Claude Code — as a plugin (recommended — the ladder comes installed):
/plugin marketplace add hurttlocker/token-lean
/plugin install token-lean@token-lean
The plugin ships more than the skill text. You get the ladder as real dispatchable agents — scout (Haiku, read-only, 1KB-synthesis contract), worker (Sonnet, brief-in / report-out), adjudicator (panel judge) — plus a tripwire hook that nudges the orchestrator after 4 consecutive file reads (practice #1, mechanized instead of honor-system), and a primitive-by-primitive mapping of every rung and practice to Claude Code's Agent/Workflow machinery. The skill-only install is the discipline; the plugin is the discipline with the equipment already racked.
Codex CLI: paste the contents of skills/token-lean/SKILL.md (below the frontmatter) into your AGENTS.md.
Cursor: same content into .cursorrules or a project rule.
Anything else: it's plain markdown. Put it wherever your agent reads standing instructions.
Why it works
Two economics, one behavior change. First: delegation moves token burn from your most expensive context to your cheapest — a scout burning 50k tokens to hand back a 1KB synthesis is strictly better than the orchestrator absorbing those 50k tokens itself, because the orchestrator's window is metered on every subsequent turn. Second: prompt caching prices an unchanged context prefix at roughly a tenth of a cold read — so a stable, append-only window isn't just tidier, it's compounding savings on every turn of a long session.

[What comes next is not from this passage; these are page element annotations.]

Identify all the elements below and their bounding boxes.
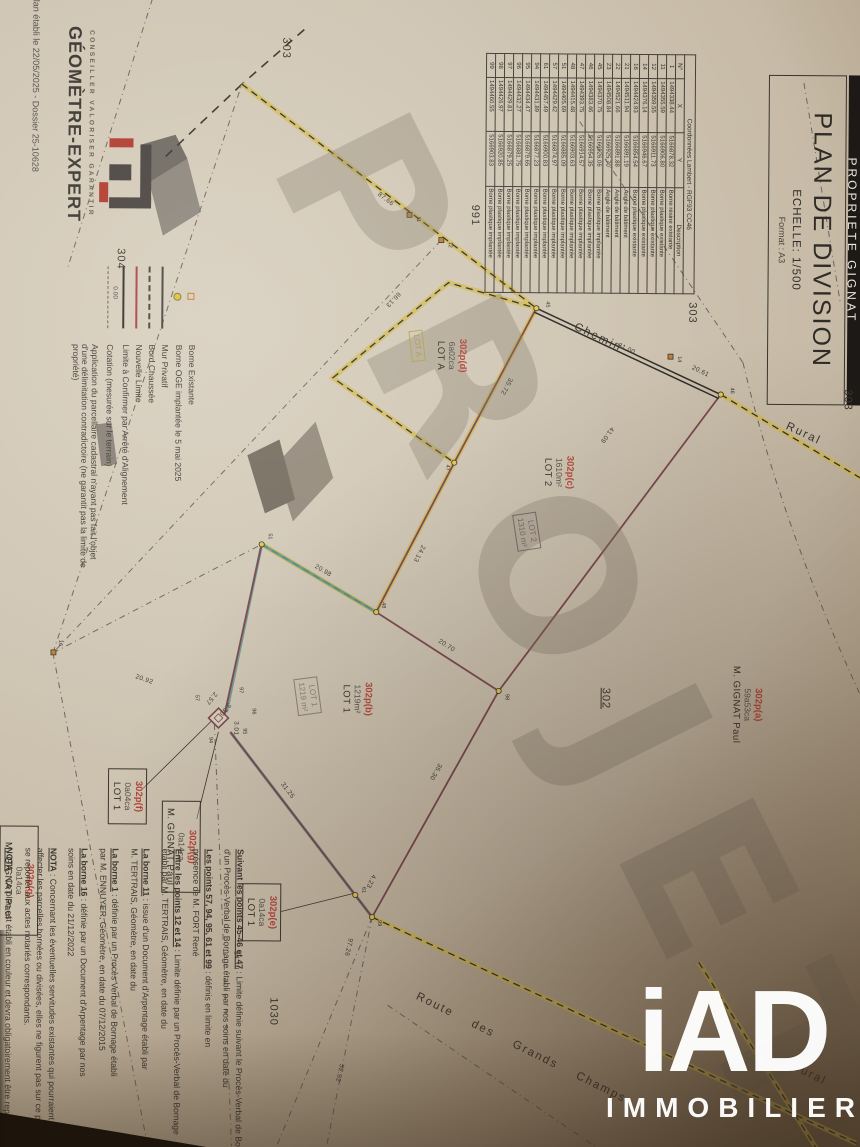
plan-scale: ECHELLE: 1/500 bbox=[789, 189, 802, 291]
parcel-number-302: 302 bbox=[599, 687, 611, 708]
geometre-expert-logo-icon bbox=[97, 138, 151, 208]
parcel-number-303: 303 bbox=[280, 37, 292, 58]
point-label: 99 bbox=[376, 920, 382, 926]
oge-marker-icon bbox=[171, 266, 181, 336]
plan-date-dossier: Plan établi le 22/05/2025 - Dossier 25-1… bbox=[29, 0, 41, 313]
plan-format: Format : A3 bbox=[777, 216, 787, 263]
stamp-lot-2: LOT 21310 m² bbox=[512, 511, 541, 552]
point-label: 97 bbox=[237, 687, 243, 693]
point-label: 12 bbox=[446, 241, 452, 247]
photo-of-survey-plan: PROJET PROPRIETE GIGNAT PLAN DE DIVISION… bbox=[0, 0, 860, 1147]
logo-shape bbox=[109, 197, 151, 208]
alignment-limit-line-icon bbox=[118, 266, 128, 336]
parcel-label-lot-1: 302p(b)1219m²LOT 1 bbox=[340, 665, 373, 731]
point-label: 51 bbox=[266, 533, 272, 539]
logo-shape bbox=[109, 164, 131, 180]
point-label: 11 bbox=[414, 216, 420, 222]
table-row: 991494460.555166903.83Borne plastique im… bbox=[484, 53, 495, 292]
stamp-lot-a: LOT A bbox=[408, 329, 425, 361]
point-label: 45 bbox=[544, 301, 550, 307]
logo-tagline: CONSEILLER VALORISER GARANTIR bbox=[86, 30, 95, 260]
point-label: 57 bbox=[193, 694, 199, 700]
point-label: 96 bbox=[250, 708, 256, 714]
parcel-number-1030: 1030 bbox=[267, 997, 279, 1026]
parcel-number-303: 303 bbox=[841, 389, 853, 410]
legend-item: 0.00 Cotation (mesurée sur le terrain) bbox=[98, 266, 114, 586]
wall-line-icon bbox=[157, 266, 167, 336]
cotation-line-icon: 0.00 bbox=[102, 266, 112, 336]
iad-logo-subtext: IMMOBILIER bbox=[606, 1092, 860, 1124]
point-label: 61 bbox=[360, 887, 366, 893]
point-label: 98 bbox=[503, 694, 509, 700]
notes-block: Suivant les points 45-46 et 47 : Limite … bbox=[0, 847, 246, 1147]
parcel-label-lot-2: 302p(c)1610m²LOT 2 bbox=[541, 439, 574, 505]
legend-item: Limite à Confirmer par Arrêté d'Aligneme… bbox=[114, 266, 130, 586]
legend-item: Application du parcellaire cadastral n'a… bbox=[61, 265, 99, 585]
parcel-label-302pa: 302p(a)59a53caM. GIGNAT Paul bbox=[730, 658, 764, 750]
logo-shape-red bbox=[99, 182, 108, 202]
parcel-number-303: 303 bbox=[686, 302, 698, 323]
iad-immobilier-watermark: iAD IMMOBILIER bbox=[606, 972, 860, 1124]
logo-shape-red bbox=[109, 138, 133, 147]
point-label: 94 bbox=[207, 736, 213, 742]
point-label: 14 bbox=[675, 356, 681, 362]
roadside-line-icon bbox=[144, 266, 154, 336]
plan-title: PLAN DE DIVISION bbox=[806, 112, 837, 368]
new-limit-line-icon bbox=[131, 266, 141, 336]
parcel-label-302pf: 302p(f)0a04caLOT 1 bbox=[107, 768, 146, 824]
property-banner: PROPRIETE GIGNAT bbox=[846, 75, 860, 405]
existing-marker-icon bbox=[184, 266, 194, 336]
stamp-lot-1: LOT 11219 m² bbox=[293, 676, 322, 716]
iad-logo: iAD bbox=[606, 972, 860, 1090]
parcel-label-lot-a: 302p(d)6a02caLOT A bbox=[434, 322, 467, 388]
point-label: 95 bbox=[241, 728, 247, 734]
title-box: PLAN DE DIVISION ECHELLE: 1/500 Format :… bbox=[766, 74, 846, 405]
parcel-label-302pe: 302p(e)0a14caLOT 1 bbox=[241, 883, 280, 941]
logo-shape bbox=[140, 144, 151, 202]
coordinates-table: Coordonnées Lambert - RGF93 CC46 N° X Y … bbox=[484, 52, 696, 293]
parcel-number-991: 991 bbox=[468, 204, 480, 225]
point-label: 16 bbox=[56, 639, 62, 645]
parcel-number-304: 304 bbox=[114, 248, 126, 269]
point-label: 46 bbox=[728, 387, 734, 393]
logo-name: GÉOMÈTRE-EXPERT bbox=[62, 25, 85, 285]
point-label: 48 bbox=[380, 602, 386, 608]
legend-item: Borne OGE implantée le 5 mai 2025 bbox=[167, 266, 183, 586]
point-label: 47 bbox=[444, 464, 450, 470]
dim-label: 3.01 bbox=[232, 721, 239, 735]
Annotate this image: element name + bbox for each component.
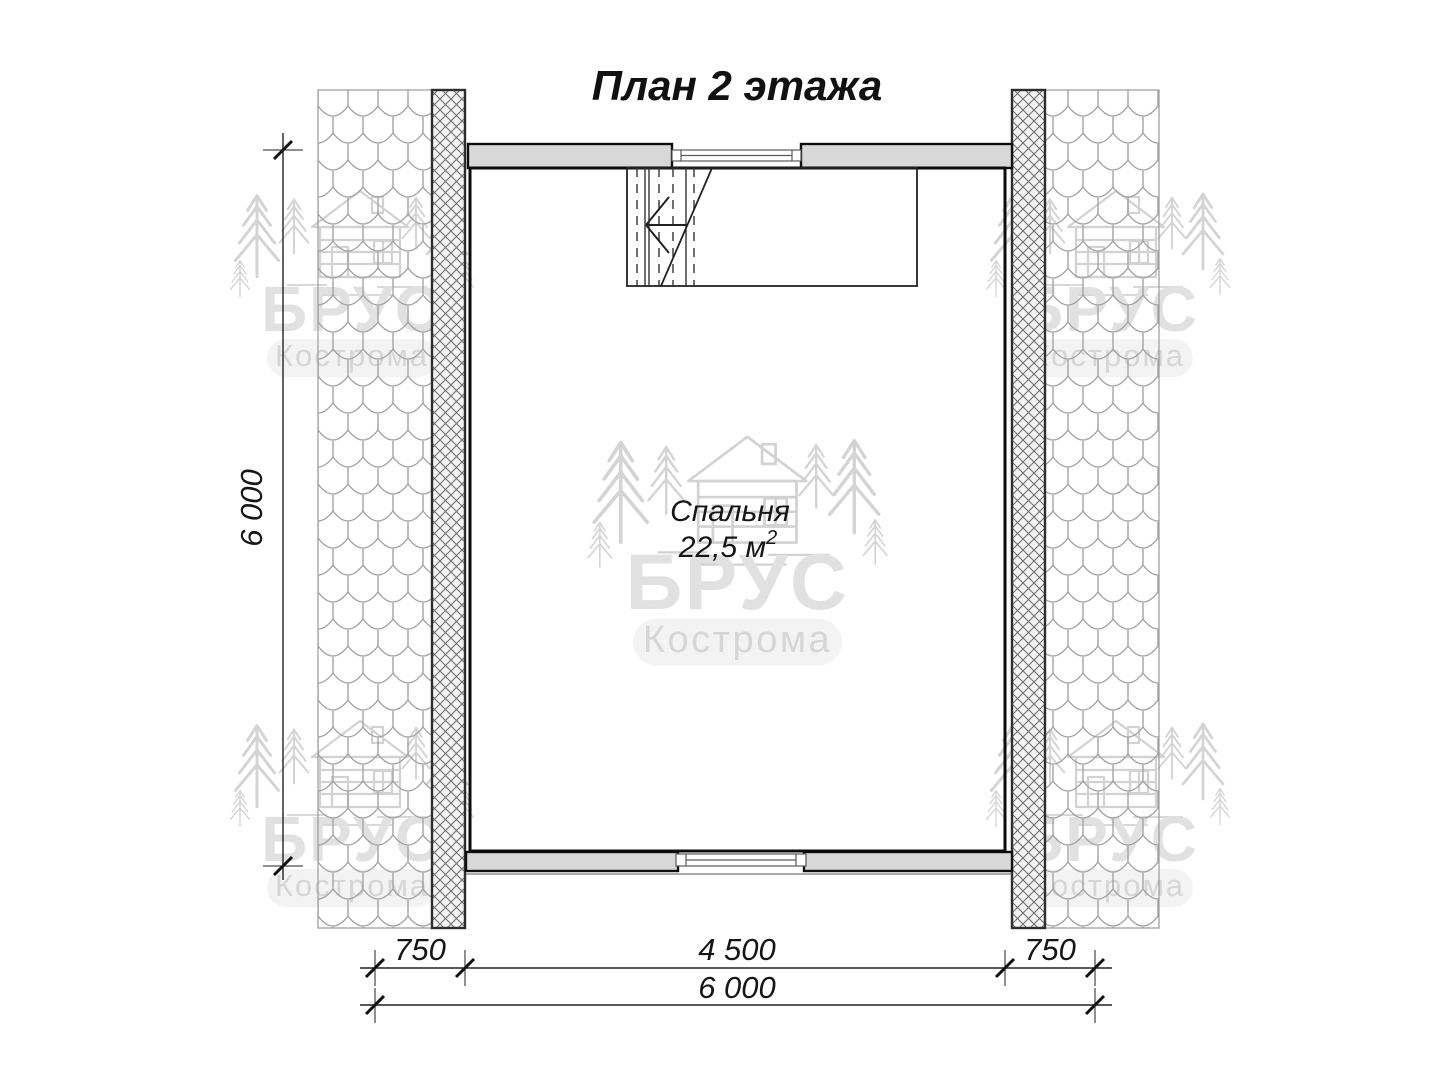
dim-bottom-total: 6 000 [698,970,776,1005]
dim-segment-middle: 4 500 [698,932,776,967]
dim-left-total: 6 000 [234,469,269,547]
dimension-bottom-total: 6 000 [360,970,1112,1023]
dim-segment-right: 750 [1024,932,1076,967]
floor-plan-canvas: БРУС Кострома План 2 этажа [0,0,1440,1080]
left-wall-hatch [432,90,465,928]
page-title: План 2 этажа [592,62,882,109]
bottom-window [676,854,806,866]
floor-plan-page: БРУС Кострома План 2 этажа [0,0,1440,1080]
right-roof-strip [1045,90,1159,928]
dim-segment-left: 750 [394,932,446,967]
left-roof-strip [318,90,432,928]
stair-direction-arrow-icon [646,197,688,253]
stair-treads [637,168,694,286]
room-area: 22,5 м2 [678,527,777,564]
staircase [627,168,917,286]
room-area-value: 22,5 м [678,531,766,564]
room-area-superscript: 2 [765,527,777,549]
right-wall-hatch [1012,90,1045,928]
top-window [672,150,801,161]
room-name: Спальня [670,495,790,528]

The side effect nobody expects: sessions get smarter, not just cheaper. An orchestrator that only holds decisions, briefs, and compact reports stays coherent hundreds of turns past the point where a bulk-absorbing session has drowned its own judgment.
Provenance
This discipline was written by a frontier model — Anthropic's Fable 5 — documenting the shape of its own practice so any orchestrator could run it, then generalized here for every model family: run it on Fable 5, GPT-5.6 sol, Opus, Gemini, Grok, or open-weights — the orchestrator changes, the discipline doesn't. It's the day-to-day operating discipline behind o8, the governance layer for autonomous engineering teams. token-lean is the efficiency half of running an agent fleet; o8 is the governance half — approvals, audit, and organizational memory across every AI runtime.
License
MIT — see LICENSE. Issues and PRs welcome; response not guaranteed (the maintainer's fleet reviews PRs through o8, which is the point).